Exeter Cemetery Board expands roster

Exeter Public District Cemetery plaque in April 2022 - Photo by Rigo Moran

Tulare County Board of Supervisors approves the Exeter Cemetery District’s resolution to expand its governing board from a three-person to five-person body

EXETER – In an attempt to bolster oversight and diversify perspectives within its management structure, the Exeter Cemetery District recently secured approval from the Tulare County Board of Supervisors to expand its governing body.

The Board of Supervisors approved the Exeter Cemetery District’s resolution to expand their board from a three-person board to a five-person board meeting on March 19. The expansion was approved with a 5-0 vote. According to the board, the changes to the board could help enact greater change in the cemetery district.

“I’m in support of this. I think anytime that you can have more eyes on the situation, I think it will give (the board) better opportunities to meet a quorum,” Supervisor Amy Shuklian said.

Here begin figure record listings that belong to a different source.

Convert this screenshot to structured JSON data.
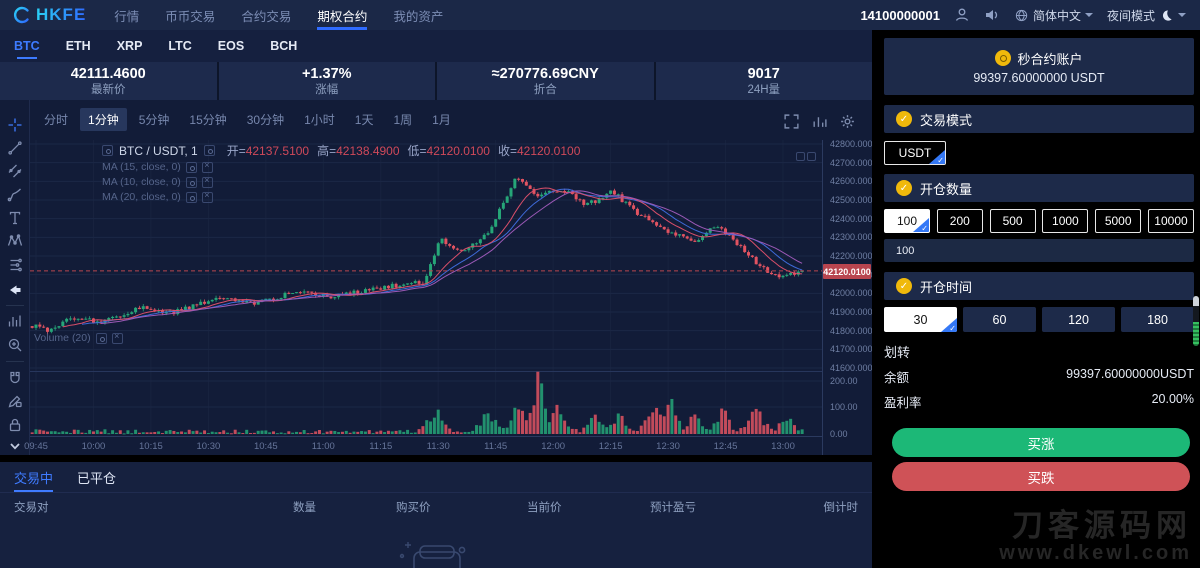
{
  "navbar": {
    "logo_text": "HKFE",
    "menu": [
      {
        "id": "market",
        "label": "行情",
        "active": false
      },
      {
        "id": "spot",
        "label": "币币交易",
        "active": false
      },
      {
        "id": "futures",
        "label": "合约交易",
        "active": false
      },
      {
        "id": "options",
        "label": "期权合约",
        "active": true
      },
      {
        "id": "assets",
        "label": "我的资产",
        "active": false
      }
    ],
    "account_id": "14100000001",
    "language_label": "简体中文",
    "theme_label": "夜间模式"
  },
  "coin_tabs": [
    {
      "id": "btc",
      "label": "BTC",
      "active": true
    },
    {
      "id": "eth",
      "label": "ETH",
      "active": false
    },
    {
      "id": "xrp",
      "label": "XRP",
      "active": false
    },
    {
      "id": "ltc",
      "label": "LTC",
      "active": false
    },
    {
      "id": "eos",
      "label": "EOS",
      "active": false
    },
    {
      "id": "bch",
      "label": "BCH",
      "active": false
    }
  ],
  "stats": [
    {
      "value": "42111.4600",
      "label": "最新价"
    },
    {
      "value": "+1.37%",
      "label": "涨幅"
    },
    {
      "value": "≈270776.69CNY",
      "label": "折合"
    },
    {
      "value": "9017",
      "label": "24H量"
    }
  ],
  "chart": {
    "timeframes": [
      "分时",
      "1分钟",
      "5分钟",
      "15分钟",
      "30分钟",
      "1小时",
      "1天",
      "1周",
      "1月"
    ],
    "active_timeframe": "1分钟",
    "legend_symbol": "BTC / USDT, 1",
    "ohlc": [
      {
        "k": "开",
        "v": "42137.5100"
      },
      {
        "k": "高",
        "v": "42138.4900"
      },
      {
        "k": "低",
        "v": "42120.0100"
      },
      {
        "k": "收",
        "v": "42120.0100"
      }
    ],
    "ma_labels": [
      "MA (15, close, 0)",
      "MA (10, close, 0)",
      "MA (20, close, 0)"
    ],
    "volume_label": "Volume (20)",
    "price_ticks": [
      "42800.0000",
      "42700.0000",
      "42600.0000",
      "42500.0000",
      "42400.0000",
      "42300.0000",
      "42200.0000",
      "42100.0000",
      "42000.0000",
      "41900.0000",
      "41800.0000",
      "41700.0000",
      "41600.0000"
    ],
    "volume_ticks": [
      "200.00",
      "100.00",
      "0.00"
    ],
    "time_ticks": [
      "09:45",
      "10:00",
      "10:15",
      "10:30",
      "10:45",
      "11:00",
      "11:15",
      "11:30",
      "11:45",
      "12:00",
      "12:15",
      "12:30",
      "12:45",
      "13:00"
    ],
    "current_price": "42120.0100",
    "toolbar_icons": [
      "crosshair-icon",
      "trend-line-icon",
      "parallel-channel-icon",
      "brush-icon",
      "text-icon",
      "xabcd-pattern-icon",
      "forecast-icon",
      "arrow-left-icon",
      "measure-icon",
      "zoom-in-icon",
      "magnet-icon",
      "drawing-lock-icon",
      "lock-icon",
      "chevron-down-icon"
    ],
    "topright_icons": [
      "fullscreen-icon",
      "indicators-icon",
      "gear-icon"
    ]
  },
  "chart_data": {
    "type": "candlestick",
    "symbol": "BTC/USDT",
    "interval_minutes": 1,
    "time_range": [
      "09:43",
      "13:05"
    ],
    "price_range": [
      41600,
      42800
    ],
    "volume_range": [
      0,
      200
    ],
    "last_price": 42120.01,
    "price_path_anchors": [
      [
        -2,
        41840
      ],
      [
        3,
        41800
      ],
      [
        10,
        41865
      ],
      [
        18,
        41845
      ],
      [
        28,
        41925
      ],
      [
        36,
        41895
      ],
      [
        48,
        41975
      ],
      [
        58,
        41945
      ],
      [
        68,
        42005
      ],
      [
        78,
        41985
      ],
      [
        93,
        42040
      ],
      [
        102,
        42060
      ],
      [
        106,
        42290
      ],
      [
        111,
        42225
      ],
      [
        118,
        42310
      ],
      [
        126,
        42630
      ],
      [
        131,
        42520
      ],
      [
        138,
        42560
      ],
      [
        144,
        42470
      ],
      [
        151,
        42545
      ],
      [
        158,
        42420
      ],
      [
        166,
        42330
      ],
      [
        173,
        42280
      ],
      [
        178,
        42370
      ],
      [
        184,
        42255
      ],
      [
        190,
        42135
      ],
      [
        195,
        42085
      ],
      [
        200,
        42120
      ]
    ],
    "volume_spikes": [
      [
        104,
        70,
        2
      ],
      [
        118,
        60,
        2
      ],
      [
        126,
        90,
        1.5
      ],
      [
        131,
        215,
        1.2
      ],
      [
        136,
        70,
        2
      ],
      [
        146,
        50,
        1.5
      ],
      [
        152,
        60,
        1.5
      ],
      [
        161,
        95,
        1.6
      ],
      [
        166,
        110,
        1.4
      ],
      [
        172,
        55,
        1.5
      ],
      [
        179,
        70,
        1.5
      ],
      [
        188,
        60,
        1.8
      ],
      [
        196,
        45,
        1.5
      ]
    ],
    "ma": [
      {
        "period": 15,
        "color": "#3e6ad8"
      },
      {
        "period": 10,
        "color": "#d94f6a"
      },
      {
        "period": 20,
        "color": "#9b59b6"
      }
    ],
    "colors": {
      "up": "#26a678",
      "down": "#e25361",
      "tag": "#b8454f"
    }
  },
  "trade_panel": {
    "account_title": "秒合约账户",
    "account_balance": "99397.60000000 USDT",
    "mode_title": "交易模式",
    "mode_selected": "USDT",
    "amount_title": "开仓数量",
    "amount_options": [
      "100",
      "200",
      "500",
      "1000",
      "5000",
      "10000"
    ],
    "amount_selected": "100",
    "amount_input_value": "100",
    "time_title": "开仓时间",
    "time_options": [
      "30",
      "60",
      "120",
      "180"
    ],
    "time_selected": "30",
    "transfer_label": "划转",
    "balance_label": "余额",
    "balance_value": "99397.60000000USDT",
    "profit_label": "盈利率",
    "profit_value": "20.00%",
    "buy_up_label": "买涨",
    "buy_down_label": "买跌"
  },
  "positions": {
    "tabs": [
      {
        "label": "交易中",
        "active": true
      },
      {
        "label": "已平仓",
        "active": false
      }
    ],
    "headers": [
      "交易对",
      "数量",
      "购买价",
      "当前价",
      "预计盈亏",
      "倒计时"
    ]
  },
  "watermark": {
    "line1": "刀客源码网",
    "line2": "www.dkewl.com"
  },
  "colors": {
    "accent": "#3d7bff",
    "green": "#1cb877",
    "red": "#cf5257",
    "yellow": "#f0b90b"
  }
}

At the meeting, it was reported that the cemetery district wants to expand the board because it would “increase the amount of oversight of district affairs, increase innovation for the members of diverse backgrounds, and increase public participation at district meetings.”

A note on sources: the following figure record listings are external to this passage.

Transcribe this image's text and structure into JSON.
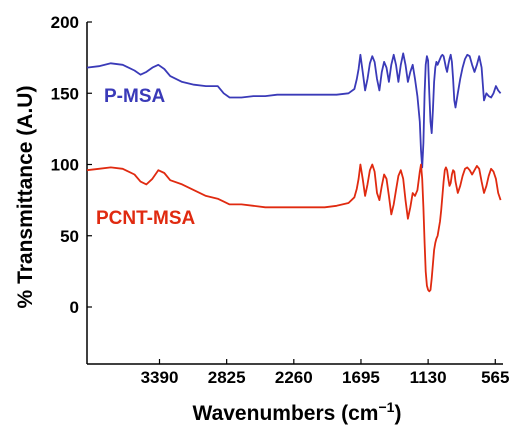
{
  "chart_data": {
    "type": "line",
    "xlabel": "Wavenumbers (cm",
    "xlabel_sup": "−1",
    "xlabel_close": ")",
    "ylabel": "% Transmittance (A.U)",
    "xlim": [
      4000,
      500
    ],
    "ylim": [
      -40,
      200
    ],
    "x_reversed": true,
    "x_ticks": [
      3390,
      2825,
      2260,
      1695,
      1130,
      565
    ],
    "x_tick_labels": [
      "3390",
      "2825",
      "2260",
      "1695",
      "1130",
      "565"
    ],
    "y_ticks": [
      0,
      50,
      100,
      150,
      200
    ],
    "y_tick_labels": [
      "0",
      "50",
      "100",
      "150",
      "200"
    ],
    "grid": false,
    "series": [
      {
        "name": "P-MSA",
        "color": "#3a3ab8",
        "x": [
          4000,
          3900,
          3800,
          3700,
          3600,
          3550,
          3500,
          3450,
          3400,
          3350,
          3300,
          3200,
          3100,
          3000,
          2900,
          2850,
          2800,
          2700,
          2600,
          2500,
          2400,
          2300,
          2200,
          2100,
          2000,
          1900,
          1800,
          1750,
          1730,
          1715,
          1700,
          1680,
          1660,
          1640,
          1620,
          1600,
          1580,
          1560,
          1540,
          1520,
          1500,
          1480,
          1460,
          1440,
          1420,
          1400,
          1380,
          1360,
          1340,
          1320,
          1300,
          1280,
          1260,
          1240,
          1220,
          1200,
          1190,
          1180,
          1170,
          1160,
          1150,
          1140,
          1130,
          1120,
          1110,
          1100,
          1090,
          1080,
          1070,
          1060,
          1050,
          1040,
          1030,
          1020,
          1010,
          1000,
          990,
          980,
          970,
          960,
          950,
          940,
          930,
          920,
          910,
          900,
          880,
          860,
          840,
          820,
          800,
          780,
          760,
          740,
          720,
          700,
          680,
          660,
          640,
          620,
          600,
          580,
          560,
          540,
          520
        ],
        "values": [
          168,
          169,
          171,
          170,
          166,
          163,
          165,
          168,
          170,
          167,
          162,
          158,
          156,
          155,
          155,
          150,
          147,
          147,
          148,
          148,
          149,
          149,
          149,
          149,
          149,
          149,
          150,
          153,
          160,
          167,
          177,
          165,
          152,
          160,
          171,
          176,
          172,
          160,
          152,
          165,
          172,
          168,
          158,
          170,
          177,
          170,
          158,
          170,
          178,
          170,
          158,
          165,
          170,
          160,
          148,
          130,
          110,
          98,
          115,
          150,
          170,
          176,
          173,
          150,
          130,
          122,
          138,
          158,
          168,
          172,
          170,
          172,
          174,
          176,
          177,
          176,
          172,
          168,
          165,
          170,
          174,
          177,
          172,
          160,
          145,
          140,
          150,
          160,
          168,
          174,
          177,
          176,
          170,
          165,
          170,
          176,
          168,
          145,
          150,
          148,
          147,
          150,
          155,
          152,
          150
        ]
      },
      {
        "name": "PCNT-MSA",
        "color": "#e02a10",
        "x": [
          4000,
          3900,
          3800,
          3700,
          3600,
          3550,
          3500,
          3450,
          3400,
          3350,
          3300,
          3200,
          3100,
          3000,
          2900,
          2850,
          2800,
          2700,
          2600,
          2500,
          2400,
          2300,
          2200,
          2100,
          2000,
          1900,
          1800,
          1750,
          1730,
          1715,
          1700,
          1680,
          1660,
          1640,
          1620,
          1600,
          1580,
          1560,
          1540,
          1520,
          1500,
          1480,
          1460,
          1440,
          1420,
          1400,
          1380,
          1360,
          1340,
          1320,
          1300,
          1280,
          1260,
          1240,
          1220,
          1200,
          1190,
          1180,
          1170,
          1160,
          1150,
          1140,
          1130,
          1120,
          1110,
          1100,
          1090,
          1080,
          1070,
          1060,
          1050,
          1040,
          1030,
          1020,
          1010,
          1000,
          990,
          980,
          970,
          960,
          950,
          940,
          930,
          920,
          910,
          900,
          880,
          860,
          840,
          820,
          800,
          780,
          760,
          740,
          720,
          700,
          680,
          660,
          640,
          620,
          600,
          580,
          560,
          540,
          520
        ],
        "values": [
          96,
          97,
          98,
          97,
          93,
          88,
          86,
          90,
          96,
          94,
          89,
          86,
          82,
          78,
          76,
          74,
          72,
          72,
          71,
          70,
          70,
          70,
          70,
          70,
          70,
          71,
          73,
          77,
          83,
          90,
          100,
          90,
          78,
          86,
          96,
          100,
          95,
          80,
          75,
          85,
          93,
          90,
          78,
          65,
          72,
          82,
          92,
          96,
          90,
          75,
          62,
          70,
          80,
          78,
          82,
          95,
          100,
          90,
          70,
          45,
          25,
          15,
          12,
          11,
          12,
          20,
          30,
          40,
          45,
          48,
          50,
          55,
          60,
          68,
          78,
          88,
          96,
          98,
          96,
          90,
          85,
          87,
          93,
          96,
          95,
          88,
          80,
          85,
          92,
          97,
          98,
          96,
          93,
          96,
          99,
          97,
          88,
          80,
          85,
          92,
          97,
          95,
          90,
          80,
          75
        ]
      }
    ]
  }
}
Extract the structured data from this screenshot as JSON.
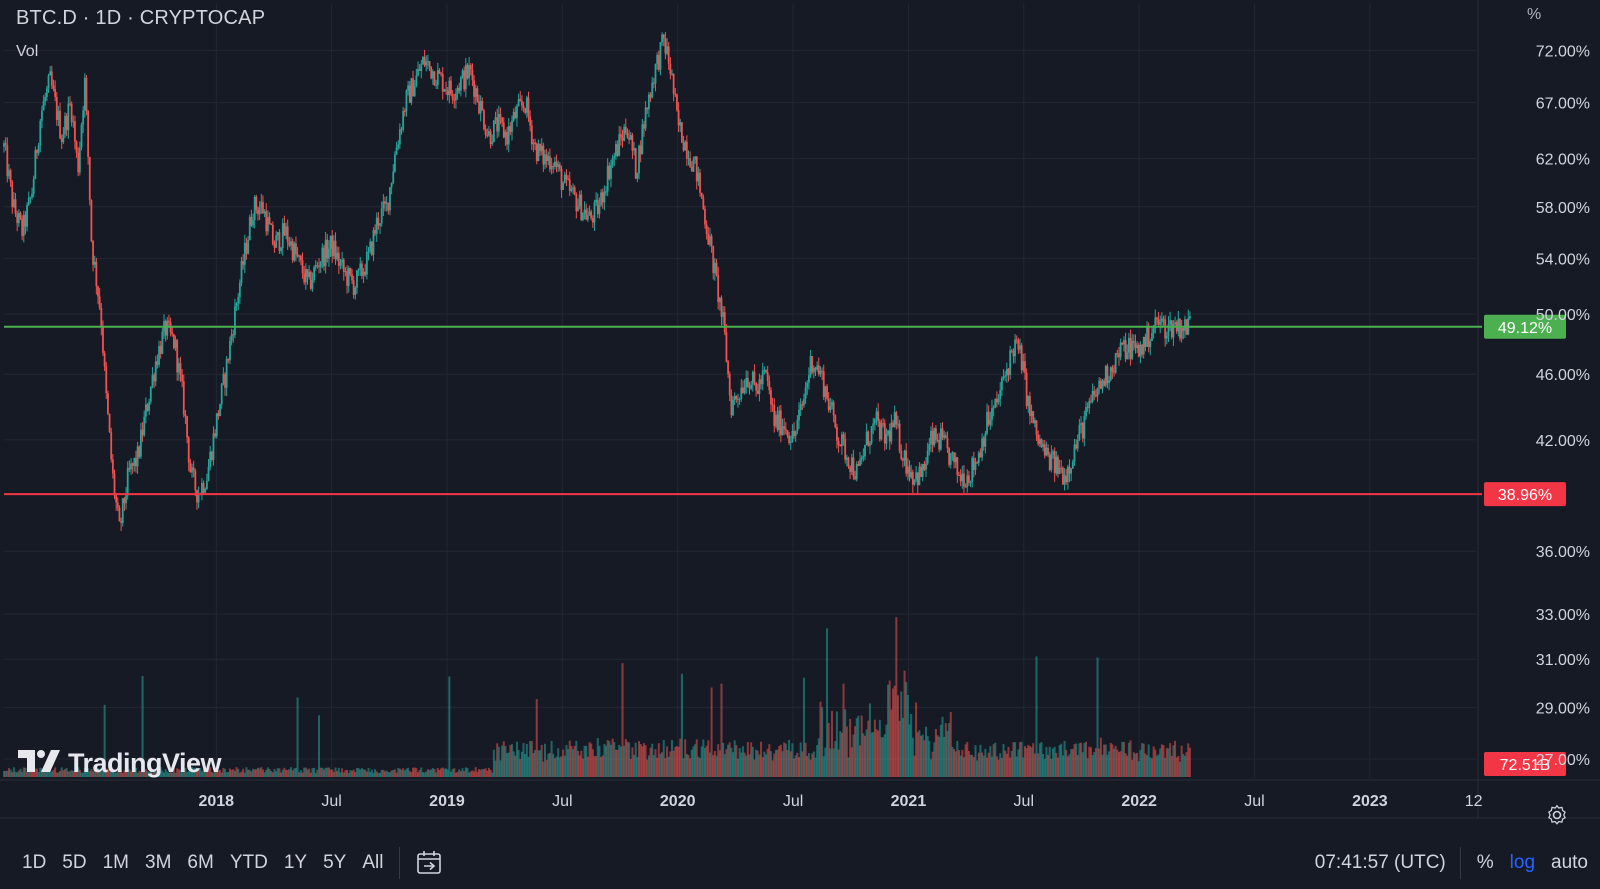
{
  "header": {
    "title": "BTC.D · 1D · CRYPTOCAP",
    "indicator": "Vol"
  },
  "logo_text": "TradingView",
  "price_scale_unit": "%",
  "colors": {
    "background": "#161a25",
    "grid": "#242733",
    "up": "#26a69a",
    "down": "#ef5350",
    "resistance": "#4caf50",
    "support": "#f23645",
    "axis_text": "#d1d4dc"
  },
  "bottom_bar": {
    "timeframes": [
      "1D",
      "5D",
      "1M",
      "3M",
      "6M",
      "YTD",
      "1Y",
      "5Y",
      "All"
    ],
    "clock": "07:41:57 (UTC)",
    "percent_label": "%",
    "log_label": "log",
    "auto_label": "auto"
  },
  "chart_data": {
    "type": "candlestick",
    "symbol": "BTC.D",
    "interval": "1D",
    "exchange": "CRYPTOCAP",
    "log_scale": true,
    "y_unit": "%",
    "y_ticks": [
      "72.00%",
      "67.00%",
      "62.00%",
      "58.00%",
      "54.00%",
      "50.00%",
      "46.00%",
      "42.00%",
      "36.00%",
      "33.00%",
      "31.00%",
      "29.00%",
      "27.00%"
    ],
    "y_tick_values": [
      72,
      67,
      62,
      58,
      54,
      50,
      46,
      42,
      36,
      33,
      31,
      29,
      27
    ],
    "x_ticks": [
      {
        "label": "2018",
        "t": 2018.0,
        "bold": true
      },
      {
        "label": "Jul",
        "t": 2018.5,
        "bold": false
      },
      {
        "label": "2019",
        "t": 2019.0,
        "bold": true
      },
      {
        "label": "Jul",
        "t": 2019.5,
        "bold": false
      },
      {
        "label": "2020",
        "t": 2020.0,
        "bold": true
      },
      {
        "label": "Jul",
        "t": 2020.5,
        "bold": false
      },
      {
        "label": "2021",
        "t": 2021.0,
        "bold": true
      },
      {
        "label": "Jul",
        "t": 2021.5,
        "bold": false
      },
      {
        "label": "2022",
        "t": 2022.0,
        "bold": true
      },
      {
        "label": "Jul",
        "t": 2022.5,
        "bold": false
      },
      {
        "label": "2023",
        "t": 2023.0,
        "bold": true
      },
      {
        "label": "12",
        "t": 2023.45,
        "bold": false
      }
    ],
    "x_range": [
      2017.08,
      2023.46
    ],
    "y_range": [
      26.3,
      76.8
    ],
    "series": [
      {
        "name": "BTC.D",
        "points": [
          [
            2017.08,
            63
          ],
          [
            2017.12,
            58
          ],
          [
            2017.16,
            56
          ],
          [
            2017.2,
            59
          ],
          [
            2017.24,
            66
          ],
          [
            2017.28,
            69
          ],
          [
            2017.33,
            64
          ],
          [
            2017.37,
            67
          ],
          [
            2017.4,
            61
          ],
          [
            2017.43,
            69
          ],
          [
            2017.46,
            55
          ],
          [
            2017.5,
            50
          ],
          [
            2017.52,
            45
          ],
          [
            2017.55,
            40
          ],
          [
            2017.58,
            37
          ],
          [
            2017.62,
            40
          ],
          [
            2017.66,
            41
          ],
          [
            2017.7,
            44
          ],
          [
            2017.74,
            47
          ],
          [
            2017.78,
            49
          ],
          [
            2017.82,
            48
          ],
          [
            2017.86,
            44
          ],
          [
            2017.89,
            40
          ],
          [
            2017.92,
            39
          ],
          [
            2017.96,
            40
          ],
          [
            2018.0,
            43
          ],
          [
            2018.04,
            46
          ],
          [
            2018.08,
            50
          ],
          [
            2018.12,
            54
          ],
          [
            2018.16,
            58
          ],
          [
            2018.2,
            58
          ],
          [
            2018.25,
            55
          ],
          [
            2018.3,
            56
          ],
          [
            2018.35,
            54
          ],
          [
            2018.4,
            52
          ],
          [
            2018.45,
            54
          ],
          [
            2018.5,
            55
          ],
          [
            2018.55,
            53
          ],
          [
            2018.6,
            52
          ],
          [
            2018.66,
            54
          ],
          [
            2018.7,
            57
          ],
          [
            2018.74,
            58
          ],
          [
            2018.78,
            63
          ],
          [
            2018.82,
            67
          ],
          [
            2018.86,
            69
          ],
          [
            2018.9,
            71
          ],
          [
            2018.94,
            70
          ],
          [
            2018.98,
            69
          ],
          [
            2019.02,
            68
          ],
          [
            2019.06,
            69
          ],
          [
            2019.1,
            70
          ],
          [
            2019.14,
            67
          ],
          [
            2019.18,
            64
          ],
          [
            2019.22,
            65
          ],
          [
            2019.26,
            64
          ],
          [
            2019.3,
            66
          ],
          [
            2019.34,
            67
          ],
          [
            2019.38,
            63
          ],
          [
            2019.42,
            62
          ],
          [
            2019.46,
            62
          ],
          [
            2019.5,
            60
          ],
          [
            2019.54,
            59
          ],
          [
            2019.58,
            58
          ],
          [
            2019.62,
            57
          ],
          [
            2019.66,
            58
          ],
          [
            2019.7,
            61
          ],
          [
            2019.74,
            63
          ],
          [
            2019.78,
            65
          ],
          [
            2019.82,
            61
          ],
          [
            2019.86,
            66
          ],
          [
            2019.9,
            70
          ],
          [
            2019.94,
            73
          ],
          [
            2019.97,
            70
          ],
          [
            2020.0,
            65
          ],
          [
            2020.04,
            63
          ],
          [
            2020.08,
            61
          ],
          [
            2020.12,
            57
          ],
          [
            2020.16,
            53
          ],
          [
            2020.2,
            49
          ],
          [
            2020.23,
            44
          ],
          [
            2020.27,
            45
          ],
          [
            2020.3,
            46
          ],
          [
            2020.34,
            45
          ],
          [
            2020.38,
            46
          ],
          [
            2020.42,
            43
          ],
          [
            2020.46,
            43
          ],
          [
            2020.5,
            42
          ],
          [
            2020.54,
            44
          ],
          [
            2020.58,
            47
          ],
          [
            2020.62,
            46
          ],
          [
            2020.66,
            44
          ],
          [
            2020.7,
            42
          ],
          [
            2020.74,
            41
          ],
          [
            2020.78,
            40
          ],
          [
            2020.82,
            42
          ],
          [
            2020.86,
            43
          ],
          [
            2020.9,
            42
          ],
          [
            2020.94,
            43
          ],
          [
            2020.98,
            41
          ],
          [
            2021.02,
            40
          ],
          [
            2021.06,
            40
          ],
          [
            2021.1,
            42
          ],
          [
            2021.14,
            42
          ],
          [
            2021.18,
            41
          ],
          [
            2021.22,
            40
          ],
          [
            2021.26,
            40
          ],
          [
            2021.3,
            41
          ],
          [
            2021.34,
            43
          ],
          [
            2021.38,
            44
          ],
          [
            2021.42,
            46
          ],
          [
            2021.46,
            48
          ],
          [
            2021.49,
            47
          ],
          [
            2021.52,
            44
          ],
          [
            2021.56,
            42
          ],
          [
            2021.6,
            41
          ],
          [
            2021.64,
            40.5
          ],
          [
            2021.68,
            40
          ],
          [
            2021.72,
            41.5
          ],
          [
            2021.76,
            43
          ],
          [
            2021.8,
            44.5
          ],
          [
            2021.84,
            45.5
          ],
          [
            2021.88,
            46.5
          ],
          [
            2021.92,
            47.5
          ],
          [
            2021.96,
            47.8
          ],
          [
            2022.0,
            47.5
          ],
          [
            2022.04,
            48.5
          ],
          [
            2022.08,
            49.5
          ],
          [
            2022.12,
            49.0
          ],
          [
            2022.16,
            49.3
          ],
          [
            2022.2,
            49.0
          ],
          [
            2022.22,
            49.5
          ]
        ]
      }
    ],
    "horizontal_lines": [
      {
        "name": "resistance",
        "value": 49.12,
        "label": "49.12%",
        "color": "#4caf50"
      },
      {
        "name": "support",
        "value": 38.96,
        "label": "38.96%",
        "color": "#f23645"
      }
    ],
    "volume_label": "72.51B",
    "volume_label_color": "#f23645",
    "grid": true
  }
}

Chairman Larry Micari expressed similar sentiments to Supervisor Shuklian in a previous interview with The Sun-Gazette on the issue. One issue he touched on with the cemetery board’s previous setup was that all three members had to be present to hold a quorum and have a meeting, so in the case that one member was unavailable to attend, it made holding a meeting difficult.

On top of that, Micari also explained that having only three people on the board slows down the amount of progress that can be made. In the case that any two of the board members spoke outside of a meeting to discuss issues, they would already have a majority vote, which would be considered a violation of the Brown Act, a state law designed to ensure governmental meetings and decisions are transparent and open to the public.

Unlike a five-person board, where two of the members can discuss issues to make progress, the Exeter Cemetery District with its three-person board had to hold an agendized meeting anytime two members needed to talk about an issue.

“If they have five, then two of them could talk and get an idea of how to start moving forward,” Micari said.

Now with approval from the county board, this expansion is just one of the ways the cemetery district is hoping to make change. The approval of the expansion of the board comes on the heels of the appointment Lori Rhinebeck as the new president of the Cemetery District Board, and Stefanie Nelson as the new secretary recorder, on March 13.

“I’ll accept it, what a great challenge,” Rhinebeck said while accepting her nomination at the March 13 cemetery district meeting.

One of the first tasks the cemetery district will accomplish under Rhinebeck’s presidency will be the addition of two new board members. At the March 13 meeting, the Cemetery District Board discussed their next steps for appointing more board members once the Board of Supervisors approved their resolution.

The cemetery district’s lawyer explained that all the applicants are appointed through the county. Once the county posts the application, the cemetery district plans to share the link to the application on their website as well in hopes of increasing the number of applicants.

The Exeter Cemetery District explained in their last meeting on Feb. 14 that they are hoping to diversify the board to better represent the areas within the district.

“Increasing the number of members of the board of trustees to five members would be beneficial in that it would increase the amount of oversight of district affairs, provide for an increase of innovation from members of diverse backgrounds and increase public participation in district meetings,” former president Andrea Sousa said at the Feb. 14 meeting. “We already have two people from Farmersville, so now we need to get one from Exeter and one from Lemon Cove.”

However, as of right now, it is still unknown if the board will be able to better represent those areas, what the pool of applicants will look like, or if they will have enough applicants to fill the new positions at all. It was also noted at this meeting that the board had difficulty finding people from other areas to apply in order to fill the existing positions on the three-person board.

“Honestly, we ran the ad in Farmersville and nobody applied until now,” Sousa said. “This is all volunteer (work), and nobody wants to put their neck out there…we do it because we’re passionate about what we’re doing.”